La oración de Job que el Papa recomienda para ganar esperanza, también ante la muerte y el desánimo

Este lunes por la tarde el Papa Francisco celebró la Misa de Fieles Difuntos, casi sin acompañantes -aunque sí con un pequeño coro-, en la capilla del pequeño Cementerio Teutónico del Vaticano. El Papa improvisó una homilía sobre la esperanza como don de Dios que nos acerca a la vida eterna y a su alegría.

El Papa comentó el Libro de Job de la primera lectura, cuando Job, destrozado por la enfermedad, dice, con firmeza: “Yo sé que mi Redentor vive y que, al fin, se levantará sobre el polvo”.

Esa certeza, en el momento finito, casi terminado de la vida, dijo el Papa Francisco, «es la esperanza cristiana». La esperanza es un don de Dios que “debemos pedir”: “Señor dame la esperanza”

La esperanza es un ancla en el Más Allá

Francisco admitió que muchas cosas llevan a la desesperación, a creer que “todo será una derrota final, que después de la muerte no habrá nada”. Por el contrario, la esperanza, como dijo San Pablo, «no defrauda”, “nos atrae y da un sentido a nuestra vida”.

«Yo no veo el más allá.
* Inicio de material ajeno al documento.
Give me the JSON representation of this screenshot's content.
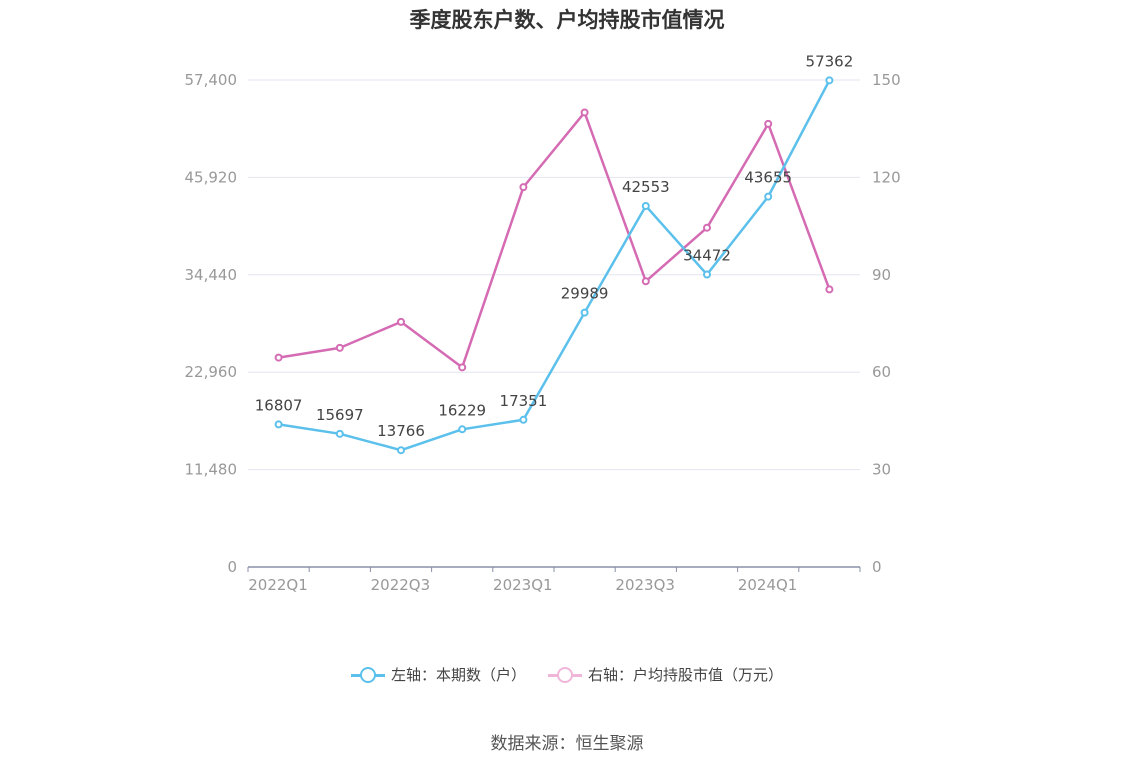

Pero la esperanza es el don de Dios que nos atrae hacia la vida, hacia la alegría eterna. La esperanza es un ancla que tenemos del otro lado: nosotros, aferrándonos a la cuerda, nos sujetamos», predicó el Pontífice.

Así, el Papa anima a repetir en momentos buenos y malos la frase de Job: “Sé que mi Redentor está vivo, y lo veré”. Añadió: «La vida en la esperanza es vivir así: aferrándose, con la cuerda en la mano, fuerte, sabiendo que el ancla está ahí. Y esta ancla no decepciona: no defrauda».

Esta esperanza no se puede adquirir con las propias fuerzas, sino que hay que pedirla a Dios que la da como «un don gratuito que nunca merecemos: es dada, es donada. Es gracia». Así, Jesús, dice: “Todo aquel que me da el Padre viene hacia mí, y al que viene a mí yo no lo echaré fuera, porque he bajado del cielo, no para hacer mi voluntad, sino la voluntad del que me envió”.

El Papa recordó a los difuntos, «a tantos hermanos y hermanas que se han ido», animando a recordar la frase de Job al visitar los cementerios.